Steeds meer flexwerkers, is dat een probleem? En wat willen partijen eraan doen?
De flexibilisering op de arbeidsmarkt is doorgeslagen, zegt de nieuwe baas van de FNV. Han Busker roept de politiek op om meer vaste banen terug te brengen. In dit artikel staan antwoorden op de vragen hoe groot de groep werknemers zonder vast contract is, of die mensen dat zelf een probleem vinden en hoe de verschillende partijen hierover denken.
De belangrijkste oorzaak van de groei van flexwerk is volgens het Centraal Planbureau de beperking van risico's en kosten voor werkgevers. Losse mensen zijn vaak goedkoper en werkgevers zitten niet zo lang aan ze vast als ze ziek worden of als het slechter gaat met de zaak.

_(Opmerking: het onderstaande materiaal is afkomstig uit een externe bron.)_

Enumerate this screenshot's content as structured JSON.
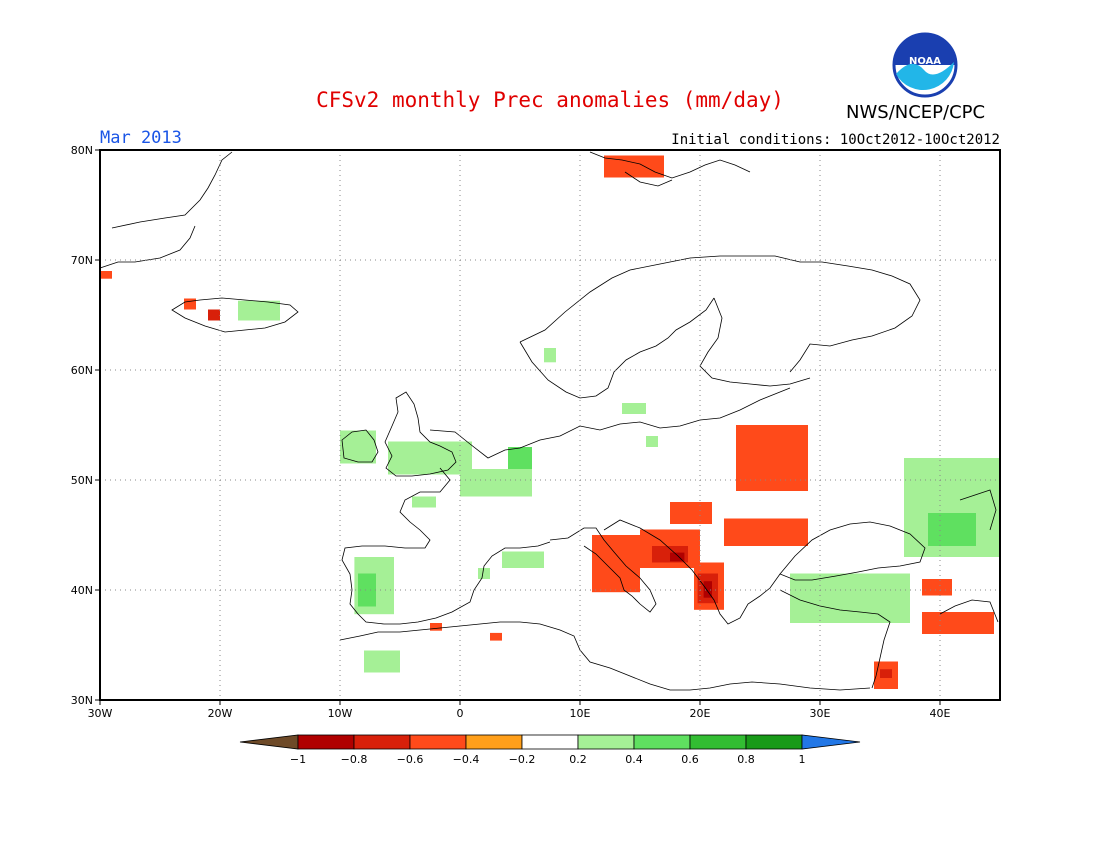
{
  "title": "CFSv2 monthly Prec anomalies (mm/day)",
  "agency": "NWS/NCEP/CPC",
  "logo_text": "NOAA",
  "forecast_month": "Mar 2013",
  "initial_conditions": "Initial conditions: 10Oct2012-10Oct2012",
  "map": {
    "lon_range": [
      -30,
      45
    ],
    "lat_range": [
      30,
      80
    ],
    "lat_ticks": [
      {
        "value": 80,
        "label": "80N"
      },
      {
        "value": 70,
        "label": "70N"
      },
      {
        "value": 60,
        "label": "60N"
      },
      {
        "value": 50,
        "label": "50N"
      },
      {
        "value": 40,
        "label": "40N"
      },
      {
        "value": 30,
        "label": "30N"
      }
    ],
    "lon_ticks": [
      {
        "value": -30,
        "label": "30W"
      },
      {
        "value": -20,
        "label": "20W"
      },
      {
        "value": -10,
        "label": "10W"
      },
      {
        "value": 0,
        "label": "0"
      },
      {
        "value": 10,
        "label": "10E"
      },
      {
        "value": 20,
        "label": "20E"
      },
      {
        "value": 30,
        "label": "30E"
      },
      {
        "value": 40,
        "label": "40E"
      }
    ],
    "grid": "dotted"
  },
  "colorbar": {
    "ticks": [
      "-1",
      "-0.8",
      "-0.6",
      "-0.4",
      "-0.2",
      "0.2",
      "0.4",
      "0.6",
      "0.8",
      "1"
    ],
    "colors": [
      "#6e4a28",
      "#b00000",
      "#d8200a",
      "#ff4a1a",
      "#ff9f1a",
      "#ffffff",
      "#a5f096",
      "#5fe060",
      "#32bd32",
      "#189a18",
      "#2277e6"
    ]
  },
  "anomaly_regions": [
    {
      "name": "Greenland",
      "lon": [
        -30,
        -29
      ],
      "lat": [
        68.3,
        69
      ],
      "class": "-0.4"
    },
    {
      "name": "Iceland west",
      "lon": [
        -23,
        -22
      ],
      "lat": [
        65.5,
        66.5
      ],
      "class": "-0.4"
    },
    {
      "name": "Iceland west",
      "lon": [
        -21,
        -20
      ],
      "lat": [
        64.5,
        65.5
      ],
      "class": "-0.6"
    },
    {
      "name": "Iceland east",
      "lon": [
        -18.5,
        -15
      ],
      "lat": [
        64.5,
        66.3
      ],
      "class": "0.2"
    },
    {
      "name": "Svalbard",
      "lon": [
        12,
        17
      ],
      "lat": [
        77.5,
        79.5
      ],
      "class": "-0.4"
    },
    {
      "name": "Norway coast",
      "lon": [
        7,
        8
      ],
      "lat": [
        60.7,
        62
      ],
      "class": "0.2"
    },
    {
      "name": "Baltic",
      "lon": [
        13.5,
        15.5
      ],
      "lat": [
        56,
        57
      ],
      "class": "0.2"
    },
    {
      "name": "Poland",
      "lon": [
        15.5,
        16.5
      ],
      "lat": [
        53,
        54
      ],
      "class": "0.2"
    },
    {
      "name": "Ireland",
      "lon": [
        -10,
        -7
      ],
      "lat": [
        51.5,
        54.5
      ],
      "class": "0.2"
    },
    {
      "name": "Britain",
      "lon": [
        -6,
        1
      ],
      "lat": [
        50.5,
        53.5
      ],
      "class": "0.2"
    },
    {
      "name": "France north",
      "lon": [
        0,
        6
      ],
      "lat": [
        48.5,
        51
      ],
      "class": "0.2"
    },
    {
      "name": "Benelux",
      "lon": [
        4,
        6
      ],
      "lat": [
        51,
        53
      ],
      "class": "0.4"
    },
    {
      "name": "Brittany",
      "lon": [
        -4,
        -2
      ],
      "lat": [
        47.5,
        48.5
      ],
      "class": "0.2"
    },
    {
      "name": "South France",
      "lon": [
        3.5,
        7
      ],
      "lat": [
        42,
        43.5
      ],
      "class": "0.2"
    },
    {
      "name": "Mediterranean",
      "lon": [
        1.5,
        2.5
      ],
      "lat": [
        41,
        42
      ],
      "class": "0.2"
    },
    {
      "name": "Iberia west",
      "lon": [
        -8.8,
        -5.5
      ],
      "lat": [
        37.8,
        43
      ],
      "class": "0.2"
    },
    {
      "name": "Iberia west core",
      "lon": [
        -8.5,
        -7
      ],
      "lat": [
        38.5,
        41.5
      ],
      "class": "0.4"
    },
    {
      "name": "Morocco",
      "lon": [
        -8,
        -5
      ],
      "lat": [
        32.5,
        34.5
      ],
      "class": "0.2"
    },
    {
      "name": "Spain south",
      "lon": [
        -2.5,
        -1.5
      ],
      "lat": [
        36.3,
        37
      ],
      "class": "-0.4"
    },
    {
      "name": "Algeria",
      "lon": [
        2.5,
        3.5
      ],
      "lat": [
        35.4,
        36.1
      ],
      "class": "-0.4"
    },
    {
      "name": "Italy",
      "lon": [
        11,
        15
      ],
      "lat": [
        39.8,
        45
      ],
      "class": "-0.4"
    },
    {
      "name": "Adriatic",
      "lon": [
        15,
        20
      ],
      "lat": [
        42,
        45.5
      ],
      "class": "-0.4"
    },
    {
      "name": "Adriatic",
      "lon": [
        16,
        19
      ],
      "lat": [
        42.5,
        44
      ],
      "class": "-0.6"
    },
    {
      "name": "Adriatic",
      "lon": [
        17.5,
        18.7
      ],
      "lat": [
        42.6,
        43.4
      ],
      "class": "-0.8"
    },
    {
      "name": "Albania Greece",
      "lon": [
        19.5,
        22
      ],
      "lat": [
        38.2,
        42.5
      ],
      "class": "-0.4"
    },
    {
      "name": "Albania Greece",
      "lon": [
        19.8,
        21.5
      ],
      "lat": [
        38.8,
        41.5
      ],
      "class": "-0.6"
    },
    {
      "name": "Albania Greece",
      "lon": [
        20.3,
        21
      ],
      "lat": [
        39.3,
        40.8
      ],
      "class": "-0.8"
    },
    {
      "name": "Hungary",
      "lon": [
        17.5,
        21
      ],
      "lat": [
        46,
        48
      ],
      "class": "-0.4"
    },
    {
      "name": "Romania",
      "lon": [
        22,
        29
      ],
      "lat": [
        44,
        46.5
      ],
      "class": "-0.4"
    },
    {
      "name": "Ukraine",
      "lon": [
        23,
        29
      ],
      "lat": [
        49,
        55
      ],
      "class": "-0.4"
    },
    {
      "name": "Anatolia",
      "lon": [
        27.5,
        37.5
      ],
      "lat": [
        37,
        41.5
      ],
      "class": "0.2"
    },
    {
      "name": "Middle East",
      "lon": [
        38.5,
        44.5
      ],
      "lat": [
        36,
        38
      ],
      "class": "-0.4"
    },
    {
      "name": "Middle East",
      "lon": [
        38.5,
        41
      ],
      "lat": [
        39.5,
        41
      ],
      "class": "-0.4"
    },
    {
      "name": "Levant",
      "lon": [
        34.5,
        36.5
      ],
      "lat": [
        31,
        33.5
      ],
      "class": "-0.4"
    },
    {
      "name": "Levant",
      "lon": [
        35,
        36
      ],
      "lat": [
        32,
        32.8
      ],
      "class": "-0.6"
    },
    {
      "name": "Russia",
      "lon": [
        37,
        45
      ],
      "lat": [
        43,
        52
      ],
      "class": "0.2"
    },
    {
      "name": "Russia",
      "lon": [
        39,
        43
      ],
      "lat": [
        44,
        47
      ],
      "class": "0.4"
    }
  ]
}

Dat zie je terug in de cijfers: in 2004 was nog 73 procent van de werkzame bevolking in vaste dienst. In 2010 was dat gedaald naar 67 procent. En vorig jaar had nog maar 61 procent een vast arbeidscontract. Daar tegenover staat de gestage groei van het aandeel mensen met een tijdelijk contract en zzp’ers, zo blijkt uit CBS-gegevens.
Steeds meer flexwerkers en zzp'ers
Hoe hard het precies gaat, hangt af van de sector waarin je werkt. De flexibilisering is het grootst op de laagste beroepsniveaus. De Nederlandsche Bank becijferde dat vooral de vaste banen van sportinstructeurs en bouwvakkers verdwijnen, om te worden omgezet naar flexibele contracten en zzp-constructies.
Dienstverband per opleidingsniveau 2010-2016
Overigens leiden meer tijdelijke contracten niet automatisch tot minder vaste banen: in verschillende sectoren groeiden zowel het aantal vaste als tijdelijke contracten. Alleen was de groei van de tijdelijke contracten groter.
De stijging in het aantal flexibele contracten doet zich vooral voor bij werknemers die minder dan vier jaar op de arbeidsmarkt zijn, zo stelt het Sociaal Cultureel Planbureau (SCP) vast. Dat zijn vaak jongeren die nog niet zo lang werken.
Jongeren
Volgens het SCP is het risico op werkloosheid bij flexwerkers groter dan bij mensen met een vaste baan. Mensen met een vast dienstverband hebben een kans van 97 procent dat ze twee jaar later nog steeds betaald werk hebben. Bij mensen met een tijdelijk contract is dat 87 procent. De kans dat zij werkloos raken is vier keer zo groot als bij mensen met een vaste aanstelling.
Door die relatieve onzekerheid zijn mensen met een tijdelijk contract ook het minst tevreden over hun baan, blijkt uit onderzoek van het SCP. Zzp’ers zijn het meest tevreden, vooral vanwege de mogelijkheid om hun eigen tijd in te delen.
Inkomen
Toch hebben veel zzp’ers ook zorgen: hun persoonlijk inkomen is gemiddeld lager dan werknemers maar ook lager dan zelfstandigen met personeel. Uit cijfers tot en met 2012 – dus voor het herstel van de economie – blijkt dat 15 procent kan worden gerekend tot de armen, tegen 2 procent bij de mensen in loondienst en 7 procent bij de flexwerkers.
Desondanks zegt maar 6 procent van de zzp’ers dat ze liever een vaste baan zouden hebben. Terwijl het merendeel van de werknemers met een flexibel contract volgens het CBS juist flexwerker is uit noodzaak: het lukt hen niet om een vaste baan te bemachtigen (30 procent) of ze zijn gewoon nieuw bij hun werkgever (38 procent). Ouderen vinden het veel belangrijker om een vaste baan te krijgen dan de jongste groep.
Redenen 'flexibele arbeidsrelatie'
Politieke partijen hebben zeer uiteenlopende ideeën over de arbeidsmarkt. Zo wil GroenLinks dat werkgevers een hogere prijs betalen voor tijdelijke contracten en wil D66 naar een contract voor onbepaalde tijd voor iedere werknemer, mits het ontslagrecht verder gemoderniseerd wordt. De VVD stuurt aan op meer maatwerk tussen werkgevers en werknemers. De SP stelt eerdere vaste contracten in het vooruitzicht. De PVV zegt er niets over. Het CDA bepleit nieuwe, flexibele arbeidscontracten met een looptijd van vijf jaar. De PvdA wil werknemers met een tijdelijk contract in principe een vast contract bieden.